Another big implication was discussed in one of our articles. Publication From the very early stages of the pandemic, there is an urgent need for healthcare workers to wear N95 masks due to this cloud movement and the associated importance of paying attention to indoor air management. I emphasized. Again, risk calculations that do not use spray cloud dynamics suggest that in a typical hospital room or emergency department, the pathogen load is sufficiently diluted to not pose a high risk. However, puff clouds and the movement of droplets of continuous size within them, coupled with that, have made it clear that healthcare workers can still be exposed to significant viral loads through inhalation. Therefore, N95 masks should have been provided in most situations when entering spaces containing COVID-19 patients, even if not in the immediate vicinity.
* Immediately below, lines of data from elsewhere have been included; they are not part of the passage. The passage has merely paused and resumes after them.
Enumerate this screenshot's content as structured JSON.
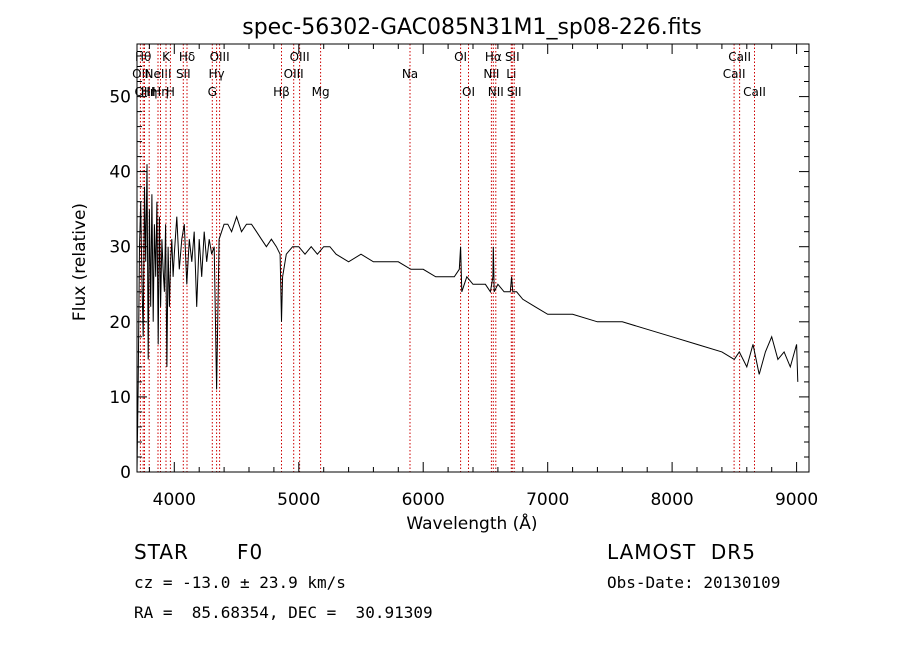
{
  "chart_data": {
    "type": "line",
    "title": "spec-56302-GAC085N31M1_sp08-226.fits",
    "xlabel": "Wavelength (Å)",
    "ylabel": "Flux (relative)",
    "xlim": [
      3700,
      9100
    ],
    "ylim": [
      0,
      57
    ],
    "xticks": [
      4000,
      5000,
      6000,
      7000,
      8000,
      9000
    ],
    "yticks": [
      0,
      10,
      20,
      30,
      40,
      50
    ],
    "grid": false,
    "line_color": "#000000",
    "marker_color": "#cc0000",
    "series": [
      {
        "x": [
          3700,
          3710,
          3720,
          3730,
          3740,
          3750,
          3760,
          3770,
          3780,
          3790,
          3800,
          3810,
          3820,
          3830,
          3840,
          3850,
          3860,
          3870,
          3880,
          3890,
          3900,
          3910,
          3920,
          3930,
          3940,
          3950,
          3960,
          3970,
          3980,
          3990,
          4000,
          4020,
          4040,
          4060,
          4080,
          4100,
          4120,
          4140,
          4160,
          4180,
          4200,
          4220,
          4240,
          4260,
          4280,
          4300,
          4320,
          4340,
          4360,
          4380,
          4400,
          4430,
          4460,
          4500,
          4540,
          4580,
          4620,
          4660,
          4700,
          4740,
          4780,
          4820,
          4850,
          4861,
          4870,
          4900,
          4950,
          5000,
          5050,
          5100,
          5150,
          5200,
          5250,
          5300,
          5400,
          5500,
          5600,
          5700,
          5800,
          5900,
          6000,
          6100,
          6200,
          6250,
          6290,
          6300,
          6310,
          6350,
          6400,
          6450,
          6500,
          6540,
          6560,
          6563,
          6570,
          6600,
          6650,
          6700,
          6710,
          6720,
          6750,
          6800,
          6900,
          7000,
          7200,
          7400,
          7600,
          7800,
          8000,
          8200,
          8400,
          8500,
          8540,
          8600,
          8650,
          8700,
          8750,
          8800,
          8850,
          8900,
          8950,
          9000,
          9010
        ],
        "y": [
          0,
          12,
          30,
          36,
          25,
          18,
          38,
          28,
          41,
          15,
          35,
          22,
          37,
          20,
          33,
          26,
          36,
          17,
          34,
          22,
          31,
          27,
          24,
          33,
          14,
          30,
          22,
          28,
          31,
          26,
          29,
          34,
          27,
          31,
          33,
          25,
          31,
          28,
          32,
          22,
          31,
          26,
          32,
          28,
          31,
          29,
          30,
          11,
          31,
          32,
          33,
          33,
          32,
          34,
          32,
          33,
          33,
          32,
          31,
          30,
          31,
          30,
          29,
          20,
          26,
          29,
          30,
          30,
          29,
          30,
          29,
          30,
          30,
          29,
          28,
          29,
          28,
          28,
          28,
          27,
          27,
          26,
          26,
          26,
          27,
          30,
          24,
          26,
          25,
          25,
          25,
          24,
          26,
          30,
          24,
          25,
          24,
          24,
          26,
          24,
          24,
          23,
          22,
          21,
          21,
          20,
          20,
          19,
          18,
          17,
          16,
          15,
          16,
          14,
          17,
          13,
          16,
          18,
          15,
          16,
          14,
          17,
          12
        ]
      }
    ],
    "line_markers": [
      {
        "x": 3727,
        "label": "OII",
        "row": 1
      },
      {
        "x": 3750,
        "label": "Hθ",
        "row": 0
      },
      {
        "x": 3760,
        "label": "OIII",
        "row": 2
      },
      {
        "x": 3798,
        "label": "Hη",
        "row": 2
      },
      {
        "x": 3869,
        "label": "NeIII",
        "row": 1
      },
      {
        "x": 3889,
        "label": "Hη",
        "row": 2
      },
      {
        "x": 3933,
        "label": "K",
        "row": 0
      },
      {
        "x": 3968,
        "label": "H",
        "row": 2
      },
      {
        "x": 4072,
        "label": "SII",
        "row": 1
      },
      {
        "x": 4102,
        "label": "Hδ",
        "row": 0
      },
      {
        "x": 4305,
        "label": "G",
        "row": 2
      },
      {
        "x": 4340,
        "label": "Hγ",
        "row": 1
      },
      {
        "x": 4364,
        "label": "OIII",
        "row": 0
      },
      {
        "x": 4861,
        "label": "Hβ",
        "row": 2
      },
      {
        "x": 4959,
        "label": "OIII",
        "row": 1
      },
      {
        "x": 5007,
        "label": "OIII",
        "row": 0
      },
      {
        "x": 5175,
        "label": "Mg",
        "row": 2
      },
      {
        "x": 5894,
        "label": "Na",
        "row": 1
      },
      {
        "x": 6300,
        "label": "OI",
        "row": 0
      },
      {
        "x": 6364,
        "label": "OI",
        "row": 2
      },
      {
        "x": 6548,
        "label": "NII",
        "row": 1
      },
      {
        "x": 6563,
        "label": "Hα",
        "row": 0
      },
      {
        "x": 6583,
        "label": "NII",
        "row": 2
      },
      {
        "x": 6708,
        "label": "Li",
        "row": 1
      },
      {
        "x": 6716,
        "label": "SII",
        "row": 0
      },
      {
        "x": 6731,
        "label": "SII",
        "row": 2
      },
      {
        "x": 8498,
        "label": "CaII",
        "row": 1
      },
      {
        "x": 8542,
        "label": "CaII",
        "row": 0
      },
      {
        "x": 8662,
        "label": "CaII",
        "row": 2
      }
    ]
  },
  "info": {
    "class": "STAR",
    "subclass": "F0",
    "survey": "LAMOST  DR5",
    "cz": "cz = -13.0 ± 23.9 km/s",
    "obs_date": "Obs-Date: 20130109",
    "coords": "RA =  85.68354, DEC =  30.91309"
  }
}
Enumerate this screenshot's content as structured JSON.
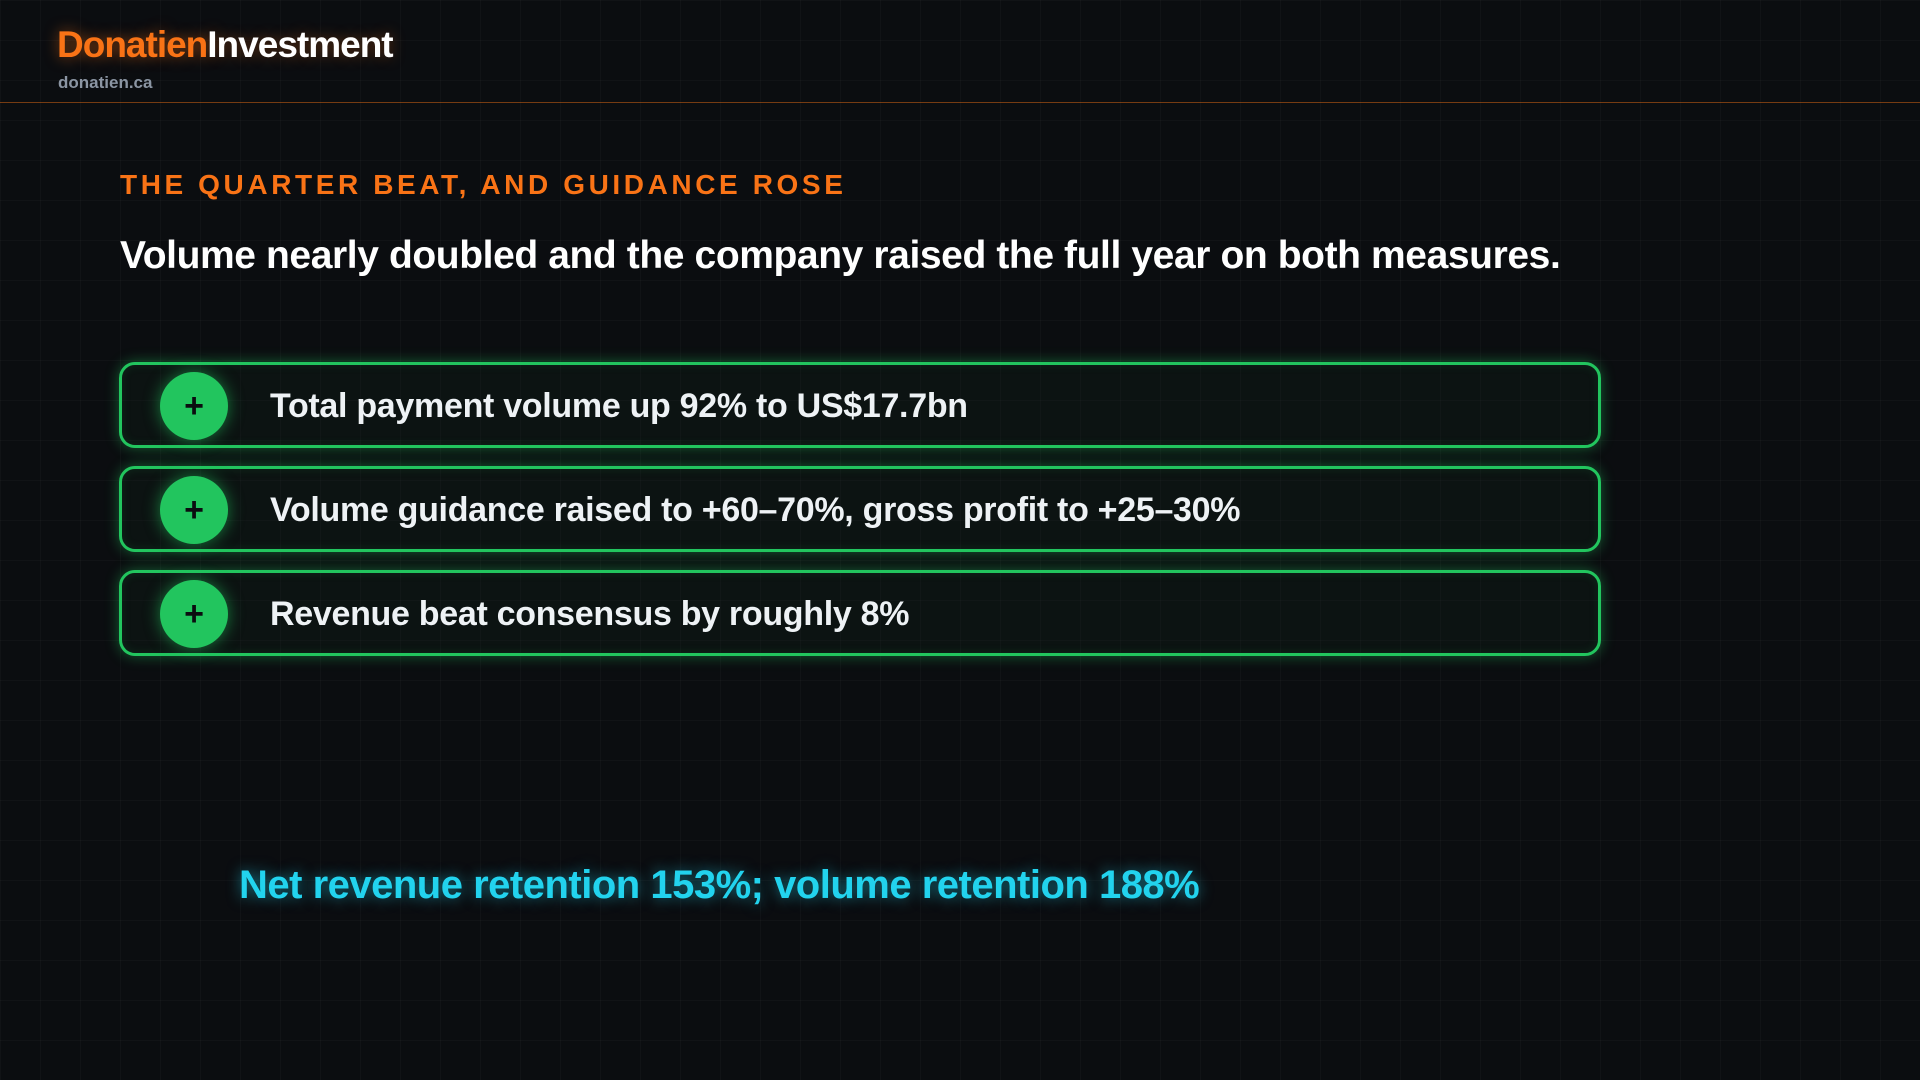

This article was the first to call attention to the importance of masks for health care workers, as the continuity of actual exhaled breath puff clouds and droplet size constitutes airborne transmission.

It took more than six months for public health agencies to begin considering changes to mask-wearing guidelines during the coronavirus pandemic. But this WHO document is broader than COVID-19. It redefines the fundamental definitions surrounding all respiratory infections, what we know and what will happen. This means that there are different risk assessments, and therefore different decision-making trees and policies, different choices of protective equipment and mitigation protocols, and different parts of health organizations and facilities that may be activated or deployed. It means that it spreads to

The new guidelines demonstrate that infectious disease transmission is a truly multidisciplinary field, and that scientists, clinicians, and public health officials from different backgrounds, whether in basic physics or clinical infectious diseases, can communicate effectively and clearly with each other. It is also an important recognition that insights need to be shared. disease. Therefore, not only the content of these guidelines is important, but also how this update is deployed. I hope that it will change the way we think about responding to public health threats like this.